August 2009: The President’s Council of Advisors on Science and Technology predicts as many as 90,000 deaths, with a peak occurring in mid-October. The same month the Centers for Disease Control & Prevention (CDC) reports 1,544 "flu-related" deaths, of which only 240 are lab-verified as any kind of flu.
October 2009: CDC reports 22 million infections with 4,000 deaths. However, the seasonal flu infects about 15 million Americans a month and kills 36,000 annually over a 4 month period - hardly numbers to warrant such panic.
So what about international figures? Did other countries experience pandemic-sized death rates from the swine flu? London's Independent lays out Britain's numbers in the following manner:
65,000 - Number of deaths in worst-case scenario for Britain published in July.
19,000 - Revised worst-case scenario outlined in September.
1,000 - Revised worst-case scenario last month (October).
154 - Number of deaths in Britain so far (as of November).
4,000 - 8,000 - Average annual death toll in Britain from seasonal winter flu.
Similarly, Health Canada reports annual deaths from seasonal flu as 2,000 - 8,000, but after 8 months into the H1N1 pandemic only 138 Canadians had died. To date, WHO is reporting approximately 13,000 deaths worldwide since the April outbreak, and the CDC is claiming 10,000 of these deaths here in the US. For some perspective, the Spanish Flu of 1918-19 killed 675,000 Americans and up to 50 million worldwide.
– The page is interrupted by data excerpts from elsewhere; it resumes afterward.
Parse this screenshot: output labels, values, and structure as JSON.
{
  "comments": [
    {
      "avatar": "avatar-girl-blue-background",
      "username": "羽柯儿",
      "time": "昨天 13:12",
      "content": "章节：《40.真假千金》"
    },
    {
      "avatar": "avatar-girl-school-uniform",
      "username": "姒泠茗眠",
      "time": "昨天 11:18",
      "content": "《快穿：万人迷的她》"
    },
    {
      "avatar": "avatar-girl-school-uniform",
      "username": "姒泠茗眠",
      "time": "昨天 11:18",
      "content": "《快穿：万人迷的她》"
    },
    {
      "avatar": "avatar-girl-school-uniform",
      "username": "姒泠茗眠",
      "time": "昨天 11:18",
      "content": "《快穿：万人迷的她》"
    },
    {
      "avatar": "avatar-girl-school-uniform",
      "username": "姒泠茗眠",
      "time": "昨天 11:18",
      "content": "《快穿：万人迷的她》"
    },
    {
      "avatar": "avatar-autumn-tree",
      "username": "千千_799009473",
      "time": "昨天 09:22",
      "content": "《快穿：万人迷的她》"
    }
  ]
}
And forget about attributing these low death rates to successful vaccination programs. Remember all the news stories surrounding the vaccine shortages here in the US?
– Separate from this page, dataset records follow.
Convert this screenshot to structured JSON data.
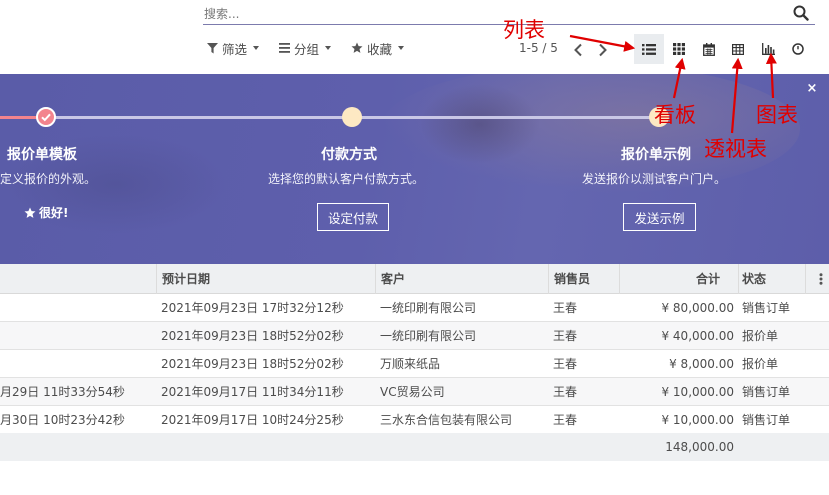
{
  "search": {
    "placeholder": "搜索..."
  },
  "filters": {
    "filter_label": "筛选",
    "group_label": "分组",
    "favorites_label": "收藏"
  },
  "pager": {
    "text": "1-5 / 5"
  },
  "banner": {
    "steps": [
      {
        "title": "报价单模板",
        "desc": "定义报价的外观。",
        "status_text": "很好!"
      },
      {
        "title": "付款方式",
        "desc": "选择您的默认客户付款方式。",
        "button": "设定付款"
      },
      {
        "title": "报价单示例",
        "desc": "发送报价以测试客户门户。",
        "button": "发送示例"
      }
    ],
    "close_glyph": "×"
  },
  "table": {
    "columns": [
      "预计日期",
      "客户",
      "销售员",
      "合计",
      "状态"
    ],
    "rows": [
      {
        "create_date": "",
        "expected_date": "2021年09月23日 17时32分12秒",
        "customer": "一统印刷有限公司",
        "salesperson": "王春",
        "total": "¥ 80,000.00",
        "status": "销售订单"
      },
      {
        "create_date": "",
        "expected_date": "2021年09月23日 18时52分02秒",
        "customer": "一统印刷有限公司",
        "salesperson": "王春",
        "total": "¥ 40,000.00",
        "status": "报价单"
      },
      {
        "create_date": "",
        "expected_date": "2021年09月23日 18时52分02秒",
        "customer": "万顺来纸品",
        "salesperson": "王春",
        "total": "¥ 8,000.00",
        "status": "报价单"
      },
      {
        "create_date": "月29日 11时33分54秒",
        "expected_date": "2021年09月17日 11时34分11秒",
        "customer": "VC贸易公司",
        "salesperson": "王春",
        "total": "¥ 10,000.00",
        "status": "销售订单"
      },
      {
        "create_date": "月30日 10时23分42秒",
        "expected_date": "2021年09月17日 10时24分25秒",
        "customer": "三水东合信包装有限公司",
        "salesperson": "王春",
        "total": "¥ 10,000.00",
        "status": "销售订单"
      }
    ],
    "footer_total": "148,000.00"
  },
  "annotations": {
    "list": "列表",
    "kanban": "看板",
    "pivot": "透视表",
    "graph": "图表"
  },
  "colors": {
    "annotation": "#e00000",
    "banner": "#5a5ca8",
    "progress_done": "#f3848d",
    "step_todo": "#fde9c3"
  }
}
"Anticipated H1N1 Vaccine Shortage Has U.S. Officials Scrambling To Bring On New Manufacturing" [Fox News, August 8, 2009]
"Behind The H1N1 Vaccine Shortage" [Forbes.com, October 30, 2009]
"Health Officials Frustrated By H1N1 Vaccine Shortage" [Wall Street Journal, November 4, 2009]
So then why the alarm? As Fumento states, "Maybe because government, H.L Mencken has observed, ever seeks 'to keep the populace alarmed (and hence clamorous to be led to safety) by menacing it with an endless series of hobgoblins, all of them imaginary.'" Such as the Avian Flu crisis? And the SARS crisis? It seems to me that government and the World Health Organization have a lot of 'splainin' to do.